Now, how is the envelope generated for the snappy component? This is where the Volca snare makes an interesting departure from the TR-808 snare. The TR-808 has a fixed membrane decay and an independent fixed snappy decay. The Volca snare has a variable decay, which works by varying the amount of feedback of the T-bridge resonator. As far as I can tell, the output of the membrane component is fed into the snappy VCA through C91. The membrane component of the Volca snare is used to shape the white noise that makes up the snappy component. Thus, the snappy decay is determined by the membrane decay. This seems like a clever and efficient use of the variable membrane decay to control the snappy decay without requiring independent snappy envelope circuitry. But, to many people's ears, the Volca snare's snappy component sounds fucking awful. It's 'distorted' and 'grainy' and here's why: the output of the membrane is buffered and rectified by IC9A but it isn't filtered. Here's what it looks like on a scope at the cathode of D14:


(snare snappy envelope without C78)

The envelope is chopped up by the frequency of the membrane (the first ~15 ms pulse is the trigger signal coming through D13). This amplitude chopping is likely the cause of the ‘graininess’ and 'distortion' in the snare snappy that many users (myself included) complain about, which is especially prevalent with longer decay settings. The noise is being chopped up at 250 - 560 Hz, dependent on the snare pitch. C78, the legendary missing capacitor on production Volcas, has the job of partially filtering out the membrane frequency:


(snare snappy envelope after 100 nF C78 installed)

A 100nF capacitor soldered to the C78 pads doesn't completely get rid of the membrane frequency component, but at no point does the envelope return to 0V until the end of the decay.

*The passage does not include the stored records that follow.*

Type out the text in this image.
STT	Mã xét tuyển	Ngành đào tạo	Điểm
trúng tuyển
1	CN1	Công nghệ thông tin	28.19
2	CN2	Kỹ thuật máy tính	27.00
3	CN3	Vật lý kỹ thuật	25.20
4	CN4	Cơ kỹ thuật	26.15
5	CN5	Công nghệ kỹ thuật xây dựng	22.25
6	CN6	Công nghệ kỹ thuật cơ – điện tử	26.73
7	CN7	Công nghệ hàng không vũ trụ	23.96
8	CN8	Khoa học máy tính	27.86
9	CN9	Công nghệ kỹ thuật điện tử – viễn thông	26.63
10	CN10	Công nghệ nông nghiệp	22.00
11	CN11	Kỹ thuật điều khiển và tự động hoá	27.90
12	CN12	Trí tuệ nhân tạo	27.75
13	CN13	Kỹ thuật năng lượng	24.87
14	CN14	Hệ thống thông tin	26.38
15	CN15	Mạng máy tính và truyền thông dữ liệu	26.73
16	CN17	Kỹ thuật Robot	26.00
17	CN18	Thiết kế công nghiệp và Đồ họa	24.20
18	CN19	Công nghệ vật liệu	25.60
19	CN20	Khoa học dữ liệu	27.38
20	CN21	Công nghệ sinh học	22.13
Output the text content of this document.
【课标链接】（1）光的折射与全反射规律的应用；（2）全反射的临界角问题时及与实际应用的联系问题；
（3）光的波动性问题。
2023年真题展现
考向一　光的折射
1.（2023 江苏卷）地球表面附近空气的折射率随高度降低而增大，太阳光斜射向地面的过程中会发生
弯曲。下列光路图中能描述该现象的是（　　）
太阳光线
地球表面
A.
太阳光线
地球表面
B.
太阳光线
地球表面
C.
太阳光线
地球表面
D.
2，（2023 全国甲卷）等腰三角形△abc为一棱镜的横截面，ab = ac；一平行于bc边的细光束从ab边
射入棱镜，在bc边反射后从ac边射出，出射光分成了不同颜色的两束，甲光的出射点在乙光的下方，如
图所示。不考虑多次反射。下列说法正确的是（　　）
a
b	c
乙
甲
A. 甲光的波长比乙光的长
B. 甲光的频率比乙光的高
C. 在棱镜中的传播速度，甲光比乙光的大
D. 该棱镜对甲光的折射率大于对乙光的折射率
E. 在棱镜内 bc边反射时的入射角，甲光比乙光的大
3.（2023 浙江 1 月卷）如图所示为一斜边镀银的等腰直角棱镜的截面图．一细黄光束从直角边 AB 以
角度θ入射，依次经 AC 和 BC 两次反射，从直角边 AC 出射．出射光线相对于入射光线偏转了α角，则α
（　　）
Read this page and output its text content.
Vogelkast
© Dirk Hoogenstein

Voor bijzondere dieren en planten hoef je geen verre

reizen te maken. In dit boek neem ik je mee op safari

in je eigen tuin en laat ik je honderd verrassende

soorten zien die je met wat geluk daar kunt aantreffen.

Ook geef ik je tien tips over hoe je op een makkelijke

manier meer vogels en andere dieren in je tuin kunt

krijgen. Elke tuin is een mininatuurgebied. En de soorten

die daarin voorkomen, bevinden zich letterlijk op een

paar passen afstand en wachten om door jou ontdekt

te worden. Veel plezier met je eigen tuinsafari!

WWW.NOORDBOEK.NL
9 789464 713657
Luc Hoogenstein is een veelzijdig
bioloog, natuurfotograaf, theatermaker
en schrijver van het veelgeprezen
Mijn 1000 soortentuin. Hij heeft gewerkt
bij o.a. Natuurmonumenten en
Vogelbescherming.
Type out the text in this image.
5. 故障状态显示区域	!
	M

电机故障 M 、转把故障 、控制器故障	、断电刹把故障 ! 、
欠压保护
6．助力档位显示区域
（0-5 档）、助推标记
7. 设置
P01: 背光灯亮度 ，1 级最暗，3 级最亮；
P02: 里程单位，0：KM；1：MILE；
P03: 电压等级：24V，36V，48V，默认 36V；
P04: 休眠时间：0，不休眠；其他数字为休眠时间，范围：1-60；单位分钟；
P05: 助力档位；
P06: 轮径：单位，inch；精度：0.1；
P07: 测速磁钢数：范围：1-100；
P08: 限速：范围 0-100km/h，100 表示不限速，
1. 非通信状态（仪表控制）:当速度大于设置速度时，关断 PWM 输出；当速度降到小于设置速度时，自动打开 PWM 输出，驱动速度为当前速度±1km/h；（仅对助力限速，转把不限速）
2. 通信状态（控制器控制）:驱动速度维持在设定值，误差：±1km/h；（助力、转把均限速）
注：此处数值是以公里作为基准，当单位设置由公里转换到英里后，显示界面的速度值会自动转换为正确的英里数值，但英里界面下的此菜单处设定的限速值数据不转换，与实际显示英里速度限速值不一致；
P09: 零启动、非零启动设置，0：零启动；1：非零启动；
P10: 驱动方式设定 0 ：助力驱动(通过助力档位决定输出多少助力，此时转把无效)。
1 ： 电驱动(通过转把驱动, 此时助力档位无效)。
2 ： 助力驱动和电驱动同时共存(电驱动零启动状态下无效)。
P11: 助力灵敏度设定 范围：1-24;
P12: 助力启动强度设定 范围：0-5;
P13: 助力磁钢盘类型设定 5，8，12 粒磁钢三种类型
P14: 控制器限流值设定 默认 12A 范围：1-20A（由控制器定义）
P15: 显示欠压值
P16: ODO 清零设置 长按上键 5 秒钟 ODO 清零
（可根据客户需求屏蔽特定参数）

The result is a much more pleasing sounding noise that is less 'grainy'. A smooth contour can be had by increasing C78 to 470 nF, however this produces a noticeable snappy decay when the snare decay is 0 and just the gate pulse is triggering the snappy VCA. There isn't much of an audible difference: 100 nF seems to be the 'sweet spot' for filtering out the membrane frequency without adding an excessively long tail to the gate pulse.  Alternatively, a 47 nF capacitor can be soldered across the 100K resistor in the feedback network of IC9A to produce a nicely shaped contour with almost none of the frequency component apparent from the membrane. This does result in a slightly longer minimum decay, though.

Why Korg left C78 off the production Volcas is up for debate. To many users ears, it improves the quality of the snappy noise and it was clearly designed for this purpose. It does produce in a slightly longer minimum snappy decay.

DECAY

The amount of decay available on my Volca's snare drum is satisfactory, but two other Volcas I looked at had noticeably shorter maximum decay times. The adjustable feedback that provides decay control is handled by IC10D. Making changes here (eg. increasing gain of feedback amplifier by increasing R163) will increase the maximum decay time.

CONCLUSION

To my ears, the Volca snare suffers from two problems:

1. The membrane frequency range is too high.

2. The snappy noise is of low quality, suffering from an unpleasant 'graininess' or 'distortion'.

Both of these issues can be remedied by just two resistor changes (R134 for amplitude/frequency of noise and  R183 for membrane frequency) and addition of C78 (100 nF). The result is not quite as good as the taught and snappy TR-808 snare, but is a vast improvement over what the Volca offers out of the box.

It helps to have a hot air rework station to do these mods.